Les textes de Gill sont effectivement excellents, et offrent une saine riposte aux dérives de Michel Husson.
J'ai aussi remarqué dans le texte "Les faux pas d’Alain Bihr, les dérives de Michel Husson”, excellent à tous autres égards, un problème autour de la définition de la composition organique. Ce n'est pas le même que pouchtaxi - Jacquemart a bien sûr raison de remarquer quand on parle de taux, on parle nécessairement de fractions.
Dans ce passage Gill essaie de contrer le raisonnement de Husson selon lequel la hausse de la "productivité du capital" (c'est à dire l'amélioration des moyens de production) serait un facteur antagoniste à la baisse tendancielle du taux de profit. Husson a effectivement tort, mais Gill lui répond avec une autre erreur : il s'emmêle les pinceaux en remettant en cause la définition de base de la composition organique c/v.
La vraie réponse à cette thèse d'Husson se trouve notamment dans les les travaux d'Andrew Kliman, qui a fait un excellent boulot de rétablissement de la théorie marxiste sur ce point.
On peut la résumer par l'exemple numérique suivant :
En 2000, je suis un industriel parmi d'autres qui fabrique des Bidules.
J'achète 10 machines de 10 000 € chacune pour 100 000 €, paie 10 ouvriers pendant un an et les paie 10 000 € chacun pour l'année, soit 100 000 € dépensés en salaires. Ma production est de 300 000 Bidules, dont le prix unitaire est de 1 €. J'ai donc une composition organique du capital de 1/1, et un profit de (300 000/200 000) -1= 50%, ce qui est le profit moyen de mon industrie.
En 2010 un fournisseur de machines vient me voir et me fait une offre alléchante : il peut me vendre les mêmes machines dont j'ai besoin moitié moins cher. Chaque machine demande un ouvrier, donc je paierais toujours 100 000 € en machines, mais cette fois j'aurais 20 machines, et j'emploierais 20 ouvriers, et paierais donc 200 000 € en salaires. Ma production serait double de celle de 2000 : 600 000 bidules. Leur prix serait toujours le même, car je serais le seul à utiliser ces nouvelles machines bon marché, je ferais donc un profit de (600 000/300 000) - 1 = 100 %.
Très intéressant ! Mais un autre fournisseur me propose quant à lui des machines qui valent un peu plus cher que la précédente, 15 000 € chacune, mais qui permettent de produire deux fois plus de bidules, toujours avec un ouvrier par machine.
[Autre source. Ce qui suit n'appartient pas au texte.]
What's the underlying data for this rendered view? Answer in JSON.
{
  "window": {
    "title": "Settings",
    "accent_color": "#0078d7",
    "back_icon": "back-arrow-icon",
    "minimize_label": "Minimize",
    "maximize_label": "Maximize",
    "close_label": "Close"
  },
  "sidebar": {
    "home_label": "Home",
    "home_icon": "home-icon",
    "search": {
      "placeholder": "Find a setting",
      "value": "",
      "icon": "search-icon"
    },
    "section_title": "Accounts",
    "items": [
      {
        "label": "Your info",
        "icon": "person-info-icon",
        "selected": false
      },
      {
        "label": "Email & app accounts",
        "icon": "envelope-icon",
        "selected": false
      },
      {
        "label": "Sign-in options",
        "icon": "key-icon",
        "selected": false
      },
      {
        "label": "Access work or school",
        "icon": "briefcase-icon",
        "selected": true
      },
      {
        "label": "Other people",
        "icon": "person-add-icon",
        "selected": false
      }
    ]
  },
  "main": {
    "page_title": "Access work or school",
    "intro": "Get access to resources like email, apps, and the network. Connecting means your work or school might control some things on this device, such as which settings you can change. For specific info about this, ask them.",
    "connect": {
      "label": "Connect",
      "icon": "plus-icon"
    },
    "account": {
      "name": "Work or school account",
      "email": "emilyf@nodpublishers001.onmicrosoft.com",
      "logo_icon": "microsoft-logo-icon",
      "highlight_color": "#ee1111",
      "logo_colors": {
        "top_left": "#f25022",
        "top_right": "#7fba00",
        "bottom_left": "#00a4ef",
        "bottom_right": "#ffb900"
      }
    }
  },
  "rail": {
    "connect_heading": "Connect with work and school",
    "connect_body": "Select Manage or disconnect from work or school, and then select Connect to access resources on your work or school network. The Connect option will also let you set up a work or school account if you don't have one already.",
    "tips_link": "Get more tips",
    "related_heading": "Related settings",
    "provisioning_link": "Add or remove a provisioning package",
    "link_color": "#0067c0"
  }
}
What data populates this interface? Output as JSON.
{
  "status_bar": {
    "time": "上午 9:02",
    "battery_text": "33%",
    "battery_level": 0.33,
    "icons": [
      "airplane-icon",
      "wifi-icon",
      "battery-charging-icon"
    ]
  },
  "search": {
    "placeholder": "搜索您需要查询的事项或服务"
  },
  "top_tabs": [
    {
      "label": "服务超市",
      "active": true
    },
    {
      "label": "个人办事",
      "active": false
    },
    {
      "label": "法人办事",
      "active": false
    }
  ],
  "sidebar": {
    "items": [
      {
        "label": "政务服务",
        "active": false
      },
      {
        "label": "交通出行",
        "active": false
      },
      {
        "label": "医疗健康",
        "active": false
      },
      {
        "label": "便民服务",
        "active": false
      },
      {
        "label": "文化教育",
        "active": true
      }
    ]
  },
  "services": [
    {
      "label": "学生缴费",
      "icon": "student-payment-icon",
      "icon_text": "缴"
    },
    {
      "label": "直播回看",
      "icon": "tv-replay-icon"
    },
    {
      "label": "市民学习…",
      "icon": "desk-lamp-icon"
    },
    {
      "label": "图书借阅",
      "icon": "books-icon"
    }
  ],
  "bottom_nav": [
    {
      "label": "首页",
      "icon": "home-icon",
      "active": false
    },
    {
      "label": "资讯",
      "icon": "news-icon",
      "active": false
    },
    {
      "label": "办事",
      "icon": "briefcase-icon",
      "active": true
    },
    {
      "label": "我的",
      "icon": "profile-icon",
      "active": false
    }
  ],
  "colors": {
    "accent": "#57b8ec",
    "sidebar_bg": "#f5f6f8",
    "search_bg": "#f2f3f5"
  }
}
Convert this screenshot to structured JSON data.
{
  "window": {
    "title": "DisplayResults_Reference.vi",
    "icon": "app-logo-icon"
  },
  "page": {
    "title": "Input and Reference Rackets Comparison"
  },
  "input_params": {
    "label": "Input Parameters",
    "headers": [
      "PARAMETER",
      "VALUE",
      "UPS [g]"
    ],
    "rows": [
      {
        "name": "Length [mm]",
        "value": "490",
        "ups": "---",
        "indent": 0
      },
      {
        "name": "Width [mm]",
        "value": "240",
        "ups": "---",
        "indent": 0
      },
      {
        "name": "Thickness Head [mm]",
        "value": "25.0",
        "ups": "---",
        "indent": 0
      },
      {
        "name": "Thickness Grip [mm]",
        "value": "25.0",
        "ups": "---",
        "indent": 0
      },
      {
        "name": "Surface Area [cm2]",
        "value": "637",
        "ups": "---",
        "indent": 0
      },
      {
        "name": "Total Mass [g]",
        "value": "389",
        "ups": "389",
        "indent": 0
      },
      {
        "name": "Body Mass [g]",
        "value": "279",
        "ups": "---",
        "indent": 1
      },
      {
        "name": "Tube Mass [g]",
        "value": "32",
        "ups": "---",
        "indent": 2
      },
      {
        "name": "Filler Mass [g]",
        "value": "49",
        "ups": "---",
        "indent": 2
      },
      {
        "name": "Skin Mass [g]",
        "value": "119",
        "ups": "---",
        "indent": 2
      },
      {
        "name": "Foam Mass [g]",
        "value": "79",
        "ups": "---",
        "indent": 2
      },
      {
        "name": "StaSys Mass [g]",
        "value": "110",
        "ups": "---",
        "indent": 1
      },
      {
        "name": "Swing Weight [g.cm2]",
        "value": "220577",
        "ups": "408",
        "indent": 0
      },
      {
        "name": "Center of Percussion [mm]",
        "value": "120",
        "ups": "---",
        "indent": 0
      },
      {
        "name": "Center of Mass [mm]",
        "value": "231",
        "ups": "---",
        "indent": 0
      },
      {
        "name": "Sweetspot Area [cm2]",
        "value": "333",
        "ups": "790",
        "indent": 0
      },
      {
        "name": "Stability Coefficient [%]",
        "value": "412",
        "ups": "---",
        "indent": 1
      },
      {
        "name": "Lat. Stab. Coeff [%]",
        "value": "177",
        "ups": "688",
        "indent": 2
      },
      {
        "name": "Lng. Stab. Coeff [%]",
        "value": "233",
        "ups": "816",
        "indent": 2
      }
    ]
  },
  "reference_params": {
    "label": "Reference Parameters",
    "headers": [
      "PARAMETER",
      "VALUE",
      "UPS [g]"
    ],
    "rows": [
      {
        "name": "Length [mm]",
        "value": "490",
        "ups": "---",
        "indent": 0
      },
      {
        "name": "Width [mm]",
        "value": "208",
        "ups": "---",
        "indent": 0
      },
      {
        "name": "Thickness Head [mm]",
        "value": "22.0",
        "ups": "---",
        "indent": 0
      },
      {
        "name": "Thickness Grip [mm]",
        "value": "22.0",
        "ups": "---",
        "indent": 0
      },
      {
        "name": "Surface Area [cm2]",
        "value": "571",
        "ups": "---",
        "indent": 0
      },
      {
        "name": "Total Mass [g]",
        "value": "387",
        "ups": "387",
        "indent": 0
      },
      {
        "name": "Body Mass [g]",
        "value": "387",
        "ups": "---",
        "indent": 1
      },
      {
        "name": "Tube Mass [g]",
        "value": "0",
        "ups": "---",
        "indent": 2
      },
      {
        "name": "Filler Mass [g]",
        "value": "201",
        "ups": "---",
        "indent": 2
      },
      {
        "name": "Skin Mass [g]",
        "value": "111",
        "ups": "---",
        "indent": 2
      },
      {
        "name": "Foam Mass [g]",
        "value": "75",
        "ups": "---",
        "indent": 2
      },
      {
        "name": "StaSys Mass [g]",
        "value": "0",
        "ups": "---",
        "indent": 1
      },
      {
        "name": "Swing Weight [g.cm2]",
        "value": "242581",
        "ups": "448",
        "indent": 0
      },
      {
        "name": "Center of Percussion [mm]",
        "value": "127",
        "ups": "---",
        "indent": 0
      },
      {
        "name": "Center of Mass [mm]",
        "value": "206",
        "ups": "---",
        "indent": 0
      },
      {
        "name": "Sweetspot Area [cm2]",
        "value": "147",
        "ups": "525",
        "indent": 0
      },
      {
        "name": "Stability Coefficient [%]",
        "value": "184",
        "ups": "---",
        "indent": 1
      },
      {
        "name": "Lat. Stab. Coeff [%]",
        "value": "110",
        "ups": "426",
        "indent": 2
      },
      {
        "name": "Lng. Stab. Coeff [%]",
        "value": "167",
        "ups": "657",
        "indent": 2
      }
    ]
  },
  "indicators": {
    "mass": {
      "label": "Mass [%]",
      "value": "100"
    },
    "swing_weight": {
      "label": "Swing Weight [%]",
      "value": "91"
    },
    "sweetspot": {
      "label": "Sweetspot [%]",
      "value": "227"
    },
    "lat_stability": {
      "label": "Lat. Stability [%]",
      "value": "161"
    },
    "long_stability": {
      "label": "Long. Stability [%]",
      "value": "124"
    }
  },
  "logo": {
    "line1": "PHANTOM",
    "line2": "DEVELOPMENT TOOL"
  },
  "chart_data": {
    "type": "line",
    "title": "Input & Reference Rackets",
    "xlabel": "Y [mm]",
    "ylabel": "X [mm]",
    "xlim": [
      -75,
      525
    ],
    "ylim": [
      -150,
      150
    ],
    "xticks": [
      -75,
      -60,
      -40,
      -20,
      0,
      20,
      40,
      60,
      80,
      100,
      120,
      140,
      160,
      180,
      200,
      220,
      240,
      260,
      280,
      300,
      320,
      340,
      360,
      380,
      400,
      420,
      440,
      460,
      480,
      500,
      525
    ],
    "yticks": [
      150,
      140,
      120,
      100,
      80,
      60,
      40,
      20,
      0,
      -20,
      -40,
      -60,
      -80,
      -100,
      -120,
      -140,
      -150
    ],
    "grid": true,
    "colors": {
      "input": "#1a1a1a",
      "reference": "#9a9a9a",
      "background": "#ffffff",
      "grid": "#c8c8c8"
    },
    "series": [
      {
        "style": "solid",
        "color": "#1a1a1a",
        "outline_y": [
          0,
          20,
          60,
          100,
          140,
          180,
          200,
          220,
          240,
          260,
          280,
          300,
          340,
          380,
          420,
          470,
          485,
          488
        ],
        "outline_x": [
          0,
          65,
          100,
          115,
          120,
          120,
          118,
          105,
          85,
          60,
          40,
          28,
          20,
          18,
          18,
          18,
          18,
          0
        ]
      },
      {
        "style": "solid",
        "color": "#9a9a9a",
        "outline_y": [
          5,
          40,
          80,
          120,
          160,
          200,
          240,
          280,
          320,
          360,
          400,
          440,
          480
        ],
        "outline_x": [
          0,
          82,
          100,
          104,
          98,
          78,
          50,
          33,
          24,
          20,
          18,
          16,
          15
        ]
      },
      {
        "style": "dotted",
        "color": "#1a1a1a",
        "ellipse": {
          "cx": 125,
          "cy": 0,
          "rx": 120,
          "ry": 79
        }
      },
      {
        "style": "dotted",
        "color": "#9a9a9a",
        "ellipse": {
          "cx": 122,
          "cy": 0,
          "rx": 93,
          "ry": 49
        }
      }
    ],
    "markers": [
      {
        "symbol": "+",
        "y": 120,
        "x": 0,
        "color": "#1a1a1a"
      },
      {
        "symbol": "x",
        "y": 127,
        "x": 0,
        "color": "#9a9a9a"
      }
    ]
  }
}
Je fais mes calculs et opte pour cette solution : 150 000 € en machines, toujours dix ouvriers donc 100 000 € en salaires, production de 600 000 Bidules valant 1 € chacun, profit de (600 000/250 000) - 1 = 140 %. Je suis aux anges
En 2011 cependant je déchante : tous mes rivaux ont eu l'idée simple de me copier, ils ont tous les mêmes machines. En conséquence le prix du bidule décroit. A nouveau, comme en 2000, pour moi comme pour tout le monde chaque année de travail d'un ouvrier ajoute 20 000 € à la valeur du capital constant employé (des machines), dont 10 000 € partent en salaires. J'ai donc toujours 150 000 € en machines, 100 000 € en machines, production de 600 000 Bidules, mais ceux ci ne valent plus que 0,58 centimes chacun, pour une valeur totale de 350 000 €. Mon profit est alors de (350 000/250 000)- 1 = 40 %, nouveau profit moyen de mon industrie.
Cette baisse du profit moyen est directement liée à la hausse de la composition organique (1/1 en 2000, 1,5/1 en 2011). Pourtant le choix du premier capitaliste qui utilise cette composition organique plus élevée est parfaitement rationnel, comme l'est celui de ses concurrents qui s'alignent sur lui pour ne pas lui succomber dans le cadre de la concurrence.
Jacquemart :
a écrit :Soit on laisse tout cela dans le flou en disant que "la loi se vérifie"... sans preuves.
Je ne sais pas à qui tu penses, en tout cas le débat récent sur le taux de profit de la part des différents intervenants - Husson, Bihr, Chesnais, Harman, Kliman, etc. se situe aussi sur le plan empirique, avec différentes statistiques étudiées de part et d'autre, ou les mêmes analysées de différentes manières (une fois de plus se vérifie le principe suivant lequel théorie et constat empirique sont en unité dialectique).